Moving my position I endeavoured to get the sun behind me and, with this achieved, I was then able  to discern the intricate patterning on its wings. It was pristine and thus presumably a newly hatched individual. For quite some time it remained, frustratingly, where it was but then was disturbed once more by another bee bumbling its way through the leaves and to my immense pleasure the butterfly flew out from the hedgetop and downwards to settle in the long summer grass, almost at my feet.

I have seen them do this before but it is not that usual. However I accepted this good fortune and determined to make the most of it. The tiny insect spent a minute or more in the grass, wandering up and down stems as if confused at where it found itself. It was not long before the inevitable happened and it made a direct flight back into the top of the blackthorn. Here it took up a more usual position, sat on a shiny and hard, narrow blackthorn leaf and here I left it.

Despite another hour wandering along the rest of the hedgerow I was not able to find another and after talking to fellow butterfly enthusiasts later, I learnt that the hairstreaks seem to be scarcer than normal this year. With our capricious weather some years are better than others for our butteefly species and it would appear that this year is not so good for Black Hairstreaks or at least in this part of Oxfordshire.We will see.

From my current pleasant rural surroundings I now took to the motorway for a few miles south to eventually turn off and drive to the picturesque town centre of Marlow which lies on the River Thames in Buckinghamshire. My destination was All Saints Church, where a pair of Peregrines and their recently fledged young are currently in residence. A chance conversation with a fellow Farmoor birder a couple of days ago had alerted me to this opportunity.


The church lies in the heart of Marlow, at the end of the busy high street just before it crosses the bridge over the river.
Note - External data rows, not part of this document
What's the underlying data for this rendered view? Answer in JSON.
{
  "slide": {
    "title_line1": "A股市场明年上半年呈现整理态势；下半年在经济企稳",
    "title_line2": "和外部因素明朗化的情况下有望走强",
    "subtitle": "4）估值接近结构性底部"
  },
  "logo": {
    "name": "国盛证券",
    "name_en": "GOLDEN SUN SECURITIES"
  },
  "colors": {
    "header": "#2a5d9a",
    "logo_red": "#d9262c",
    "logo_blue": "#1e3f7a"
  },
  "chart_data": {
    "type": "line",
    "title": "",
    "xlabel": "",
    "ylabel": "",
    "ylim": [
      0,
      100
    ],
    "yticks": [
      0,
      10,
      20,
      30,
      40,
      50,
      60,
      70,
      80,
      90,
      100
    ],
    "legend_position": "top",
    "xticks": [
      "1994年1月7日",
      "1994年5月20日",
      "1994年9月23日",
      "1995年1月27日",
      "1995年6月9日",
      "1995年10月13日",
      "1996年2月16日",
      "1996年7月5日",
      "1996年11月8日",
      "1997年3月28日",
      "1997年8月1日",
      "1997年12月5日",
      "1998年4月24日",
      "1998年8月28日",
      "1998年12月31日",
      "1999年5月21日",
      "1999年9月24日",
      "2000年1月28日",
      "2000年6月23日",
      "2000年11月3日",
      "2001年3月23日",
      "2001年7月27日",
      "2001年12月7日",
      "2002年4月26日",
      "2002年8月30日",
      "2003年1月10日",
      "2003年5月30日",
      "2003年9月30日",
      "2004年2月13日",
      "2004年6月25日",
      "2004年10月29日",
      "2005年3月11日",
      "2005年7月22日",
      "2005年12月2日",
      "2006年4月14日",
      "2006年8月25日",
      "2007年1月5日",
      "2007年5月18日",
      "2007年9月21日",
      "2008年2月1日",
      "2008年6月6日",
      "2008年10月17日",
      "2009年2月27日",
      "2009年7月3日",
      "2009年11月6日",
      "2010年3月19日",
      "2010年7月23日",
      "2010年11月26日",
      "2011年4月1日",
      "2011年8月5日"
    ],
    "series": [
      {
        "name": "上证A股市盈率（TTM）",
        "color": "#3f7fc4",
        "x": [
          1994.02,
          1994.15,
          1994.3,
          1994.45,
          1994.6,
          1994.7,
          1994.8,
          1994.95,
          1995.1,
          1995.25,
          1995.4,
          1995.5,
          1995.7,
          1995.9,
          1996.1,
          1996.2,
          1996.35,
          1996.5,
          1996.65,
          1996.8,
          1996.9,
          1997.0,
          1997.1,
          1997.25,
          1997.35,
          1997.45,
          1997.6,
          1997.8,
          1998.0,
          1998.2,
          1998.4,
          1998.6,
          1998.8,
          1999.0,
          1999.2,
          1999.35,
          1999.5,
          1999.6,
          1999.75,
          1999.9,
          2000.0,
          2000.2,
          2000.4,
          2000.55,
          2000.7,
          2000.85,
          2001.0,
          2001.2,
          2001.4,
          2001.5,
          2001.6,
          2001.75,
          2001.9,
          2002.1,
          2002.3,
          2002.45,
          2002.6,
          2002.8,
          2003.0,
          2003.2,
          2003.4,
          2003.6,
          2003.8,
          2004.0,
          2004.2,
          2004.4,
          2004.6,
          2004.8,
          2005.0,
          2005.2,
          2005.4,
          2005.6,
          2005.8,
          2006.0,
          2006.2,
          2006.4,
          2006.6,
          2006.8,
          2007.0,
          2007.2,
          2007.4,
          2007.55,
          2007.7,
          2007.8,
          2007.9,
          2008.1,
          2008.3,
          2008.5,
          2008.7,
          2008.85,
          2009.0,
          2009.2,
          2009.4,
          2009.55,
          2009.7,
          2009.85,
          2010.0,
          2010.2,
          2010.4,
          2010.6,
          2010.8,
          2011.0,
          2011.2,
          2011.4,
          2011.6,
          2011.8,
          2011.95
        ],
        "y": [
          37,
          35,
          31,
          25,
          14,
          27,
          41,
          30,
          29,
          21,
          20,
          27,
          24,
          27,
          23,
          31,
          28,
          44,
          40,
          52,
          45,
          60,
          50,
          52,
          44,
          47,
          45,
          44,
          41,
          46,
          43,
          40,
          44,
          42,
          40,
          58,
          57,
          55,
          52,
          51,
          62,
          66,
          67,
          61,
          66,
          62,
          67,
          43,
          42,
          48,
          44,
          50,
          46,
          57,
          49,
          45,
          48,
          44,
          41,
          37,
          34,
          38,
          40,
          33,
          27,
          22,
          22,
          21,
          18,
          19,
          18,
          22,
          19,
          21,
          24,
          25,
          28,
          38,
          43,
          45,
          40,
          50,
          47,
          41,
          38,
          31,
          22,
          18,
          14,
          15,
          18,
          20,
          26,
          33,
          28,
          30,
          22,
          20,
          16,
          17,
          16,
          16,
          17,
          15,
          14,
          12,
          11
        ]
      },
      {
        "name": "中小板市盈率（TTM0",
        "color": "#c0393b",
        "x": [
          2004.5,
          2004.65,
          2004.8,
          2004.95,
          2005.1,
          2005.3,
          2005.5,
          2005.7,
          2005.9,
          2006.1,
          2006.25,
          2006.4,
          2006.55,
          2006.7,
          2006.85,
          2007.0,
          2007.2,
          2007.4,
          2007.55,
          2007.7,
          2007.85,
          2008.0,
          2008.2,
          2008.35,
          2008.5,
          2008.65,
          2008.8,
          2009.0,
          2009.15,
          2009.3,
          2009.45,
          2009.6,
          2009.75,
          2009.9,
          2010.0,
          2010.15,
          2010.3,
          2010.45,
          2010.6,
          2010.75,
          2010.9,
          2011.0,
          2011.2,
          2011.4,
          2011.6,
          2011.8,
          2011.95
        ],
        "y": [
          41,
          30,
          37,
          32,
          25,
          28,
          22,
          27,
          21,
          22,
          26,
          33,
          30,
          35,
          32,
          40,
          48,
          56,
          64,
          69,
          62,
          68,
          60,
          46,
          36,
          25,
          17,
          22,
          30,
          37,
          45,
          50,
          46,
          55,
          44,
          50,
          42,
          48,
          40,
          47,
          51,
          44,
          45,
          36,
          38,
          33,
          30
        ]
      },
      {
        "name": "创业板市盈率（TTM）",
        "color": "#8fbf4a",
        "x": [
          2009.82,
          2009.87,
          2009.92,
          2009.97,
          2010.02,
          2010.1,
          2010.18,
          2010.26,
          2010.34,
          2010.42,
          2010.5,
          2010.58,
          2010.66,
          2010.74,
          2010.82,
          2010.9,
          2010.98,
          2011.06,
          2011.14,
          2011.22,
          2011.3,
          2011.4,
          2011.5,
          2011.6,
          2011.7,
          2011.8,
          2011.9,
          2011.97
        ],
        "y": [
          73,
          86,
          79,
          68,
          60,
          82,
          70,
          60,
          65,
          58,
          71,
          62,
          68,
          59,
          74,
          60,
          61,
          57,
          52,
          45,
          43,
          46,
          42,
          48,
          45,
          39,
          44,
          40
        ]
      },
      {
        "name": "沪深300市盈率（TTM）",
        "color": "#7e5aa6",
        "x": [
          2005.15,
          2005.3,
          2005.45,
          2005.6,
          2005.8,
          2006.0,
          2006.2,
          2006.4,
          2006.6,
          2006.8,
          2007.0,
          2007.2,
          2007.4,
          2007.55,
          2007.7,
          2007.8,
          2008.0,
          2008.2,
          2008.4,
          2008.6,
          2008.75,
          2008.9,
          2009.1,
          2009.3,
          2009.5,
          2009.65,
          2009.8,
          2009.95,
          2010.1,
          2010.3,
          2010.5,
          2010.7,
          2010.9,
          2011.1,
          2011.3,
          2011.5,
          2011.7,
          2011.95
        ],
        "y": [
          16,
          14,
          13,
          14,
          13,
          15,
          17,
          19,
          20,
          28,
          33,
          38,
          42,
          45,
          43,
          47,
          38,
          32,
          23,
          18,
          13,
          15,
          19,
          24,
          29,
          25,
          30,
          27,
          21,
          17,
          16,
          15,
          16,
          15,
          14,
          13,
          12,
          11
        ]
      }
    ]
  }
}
I was convinced parking, as it is in most towns now, was going to be a problem on this sunny day with so many people out and about enjoying the sun while sitting outside the cafes and pubs lining the street.

I was therefore pleasantly surprised to find that parking on the high street was free for an hour and there were spaces available. A walk of a few hundred metres from where I parked my car was all that was required to bring me to the churchyard and looking up to the impressive spire, there was a juvenile Peregrine perched on a buttress fast asleep in the afternoon heat.


There was a gathering of mourners standing outside the church door having attended a funeral so I discreetly positioned myself by a yew, well away from them so as not to be thought insensitive. Scanning the spire with my bins I found two more juvenile Peregrines at the other end of the buttress and then much higher, perched half way up the lofty spire, one of their parents which by its size  looked to be the female. She preened and sat quietly on her perch, constantly looking up and taking an intense interest in any passing bird as if sizing up whether to give chase.


Two of the departing mourners came over to talk to me about the Peregrines, telling me this was the second or third year they had bred here and they had become quite a celebrated feature of the town.

The sleepy juvenile awoke, preened for a while, took a long lazy stretch of its wings and then proceeded to shuffle around on its perch of solid masonry, the next best thing to a proper cliff. It stretched its wings once more and then moved along to nibble at a dead pigeon that one of the parent birds had presumably brought for it.






I remained for about an hour, watching and photographing the Peregrines and then retraced my steps back into the busy throng of cars and people in the high street. Marlow seems a nice town but I was glad to leave the mass of people and head for my home in a more rural and quieter part of Oxfordshire.